Chronic disease management. Remote monitoring of blood pressure, blood glucose, and weight in patients with hypertension, diabetes, and heart failure shows consistent signal in the literature. The American Heart Association's 2020 scientific statement on remote cardiovascular care cited Level B evidence (data from limited populations or nonrandomized studies) for blood pressure telemonitoring improving systolic control by an average of 3.0 to 4.3 mmHg versus usual care.
Dermatology and store-and-forward. Diagnostic concordance between teledermatology readings and in-person biopsy-confirmed diagnoses has been measured across controlled studies. A study published in JAMA Dermatology found concordance rates ranging from 74% to 95% depending on image quality and lesion type — a range wide enough to warrant attention to platform standards, as covered in telehealth technology platforms.
The evidence is thinner — or genuinely contested — for acute urgent care visits, complex multi-system conditions requiring physical examination, and pediatric developmental assessments.
Decision boundaries
The research base produces a few clear inflection points for clinical and policy decisions, worth understanding against the telehealth vs. in-person care question more broadly.
Equivalence is condition-specific. Non-inferiority findings in behavioral health do not generalize to musculoskeletal diagnosis or abdominal pain assessment. The literature does not support a blanket claim that telehealth is "as good as" in-person care — only that it is equivalent or superior for defined conditions delivered through defined modalities.

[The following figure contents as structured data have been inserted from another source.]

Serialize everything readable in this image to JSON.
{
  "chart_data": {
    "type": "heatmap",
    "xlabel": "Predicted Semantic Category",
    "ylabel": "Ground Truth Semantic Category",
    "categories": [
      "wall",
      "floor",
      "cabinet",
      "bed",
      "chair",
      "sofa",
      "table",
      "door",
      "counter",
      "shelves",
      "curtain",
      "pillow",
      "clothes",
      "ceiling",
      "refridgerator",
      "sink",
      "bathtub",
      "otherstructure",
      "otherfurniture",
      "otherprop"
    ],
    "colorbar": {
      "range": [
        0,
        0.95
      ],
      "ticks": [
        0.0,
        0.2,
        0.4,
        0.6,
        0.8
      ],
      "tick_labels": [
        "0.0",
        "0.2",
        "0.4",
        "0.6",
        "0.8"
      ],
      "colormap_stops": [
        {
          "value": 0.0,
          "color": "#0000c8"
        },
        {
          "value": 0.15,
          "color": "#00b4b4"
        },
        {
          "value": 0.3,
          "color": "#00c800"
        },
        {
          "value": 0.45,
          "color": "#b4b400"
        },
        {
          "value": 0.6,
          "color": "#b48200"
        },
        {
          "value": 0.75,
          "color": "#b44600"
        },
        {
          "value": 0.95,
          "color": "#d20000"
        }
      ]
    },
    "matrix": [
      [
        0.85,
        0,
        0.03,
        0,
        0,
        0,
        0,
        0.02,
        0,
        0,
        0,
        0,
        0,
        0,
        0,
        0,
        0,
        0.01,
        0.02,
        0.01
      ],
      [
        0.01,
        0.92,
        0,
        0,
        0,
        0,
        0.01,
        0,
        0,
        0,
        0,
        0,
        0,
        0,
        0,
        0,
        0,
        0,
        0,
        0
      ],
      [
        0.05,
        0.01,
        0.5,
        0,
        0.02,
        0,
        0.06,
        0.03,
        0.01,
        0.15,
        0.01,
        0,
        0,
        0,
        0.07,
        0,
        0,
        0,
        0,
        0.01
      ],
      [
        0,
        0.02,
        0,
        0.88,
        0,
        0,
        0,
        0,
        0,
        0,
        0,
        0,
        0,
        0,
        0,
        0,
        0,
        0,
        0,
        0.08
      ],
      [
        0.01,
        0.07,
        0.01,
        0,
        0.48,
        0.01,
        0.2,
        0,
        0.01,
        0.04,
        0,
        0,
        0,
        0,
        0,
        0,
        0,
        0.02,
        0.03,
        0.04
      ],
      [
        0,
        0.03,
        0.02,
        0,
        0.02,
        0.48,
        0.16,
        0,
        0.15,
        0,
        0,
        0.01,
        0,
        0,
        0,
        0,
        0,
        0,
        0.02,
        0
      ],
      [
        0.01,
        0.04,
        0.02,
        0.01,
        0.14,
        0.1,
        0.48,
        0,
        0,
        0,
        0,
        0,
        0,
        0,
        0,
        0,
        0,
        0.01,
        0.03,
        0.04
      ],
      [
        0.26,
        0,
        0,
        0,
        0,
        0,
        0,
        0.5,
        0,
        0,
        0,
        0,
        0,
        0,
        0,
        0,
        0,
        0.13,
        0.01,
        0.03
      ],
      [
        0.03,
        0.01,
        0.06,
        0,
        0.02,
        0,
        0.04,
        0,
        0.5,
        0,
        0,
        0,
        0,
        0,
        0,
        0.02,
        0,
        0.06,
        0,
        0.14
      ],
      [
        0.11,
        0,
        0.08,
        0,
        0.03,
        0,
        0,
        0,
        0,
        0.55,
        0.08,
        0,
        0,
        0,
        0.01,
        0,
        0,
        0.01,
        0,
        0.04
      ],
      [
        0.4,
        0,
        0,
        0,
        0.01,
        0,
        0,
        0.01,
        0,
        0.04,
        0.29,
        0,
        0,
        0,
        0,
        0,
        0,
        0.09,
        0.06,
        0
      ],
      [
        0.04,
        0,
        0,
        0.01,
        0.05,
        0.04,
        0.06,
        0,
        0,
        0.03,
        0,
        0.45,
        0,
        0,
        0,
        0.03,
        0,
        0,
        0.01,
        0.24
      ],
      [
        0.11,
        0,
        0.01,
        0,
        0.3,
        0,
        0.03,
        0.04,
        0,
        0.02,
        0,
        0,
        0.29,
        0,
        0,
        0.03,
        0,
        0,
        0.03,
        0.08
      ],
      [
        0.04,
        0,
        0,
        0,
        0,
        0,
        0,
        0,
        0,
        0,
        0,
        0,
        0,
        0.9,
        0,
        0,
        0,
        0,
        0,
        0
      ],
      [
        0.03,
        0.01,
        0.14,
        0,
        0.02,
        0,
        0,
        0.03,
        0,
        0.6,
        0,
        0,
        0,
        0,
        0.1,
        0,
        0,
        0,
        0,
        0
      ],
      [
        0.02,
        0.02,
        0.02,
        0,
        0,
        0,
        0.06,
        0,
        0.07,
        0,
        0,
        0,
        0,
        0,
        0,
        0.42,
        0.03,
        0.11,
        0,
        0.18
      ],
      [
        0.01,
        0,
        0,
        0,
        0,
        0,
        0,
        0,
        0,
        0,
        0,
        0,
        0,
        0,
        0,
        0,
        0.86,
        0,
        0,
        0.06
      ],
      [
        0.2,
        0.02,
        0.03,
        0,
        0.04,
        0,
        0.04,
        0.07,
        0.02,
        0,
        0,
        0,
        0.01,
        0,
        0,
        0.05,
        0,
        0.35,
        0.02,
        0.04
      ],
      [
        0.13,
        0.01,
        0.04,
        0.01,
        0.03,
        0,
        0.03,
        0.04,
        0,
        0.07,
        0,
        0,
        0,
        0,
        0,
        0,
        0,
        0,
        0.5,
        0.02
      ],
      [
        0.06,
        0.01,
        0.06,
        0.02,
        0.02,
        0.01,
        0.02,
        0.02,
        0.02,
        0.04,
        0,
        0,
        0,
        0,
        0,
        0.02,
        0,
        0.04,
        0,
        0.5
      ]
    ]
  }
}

Access gains can be real even when efficacy evidence is incomplete. For a patient 90 miles from the nearest rheumatologist, a video visit with moderate-quality evidence is not equivalent to no visit at all. The evidence base intersects with access policy in ways that pure efficacy data cannot resolve alone.
Cost evidence remains mixed. Some payer analyses have found telehealth reduces emergency department utilization; others have found additive visit volume with no corresponding reduction in in-person care. The telehealth reimbursement rates debate is partly downstream of this unsettled cost literature.
Post-pandemic policy changes are outrunning the evidence. Flexibilities introduced under the public health emergency — including audio-only visits for Medicare and expanded prescribing — preceded rigorous outcome measurement. The telehealth post-pandemic policy changes landscape now includes provisions that researchers are still evaluating, meaning the evidence base and the regulatory environment are, for once, not moving in lockstep.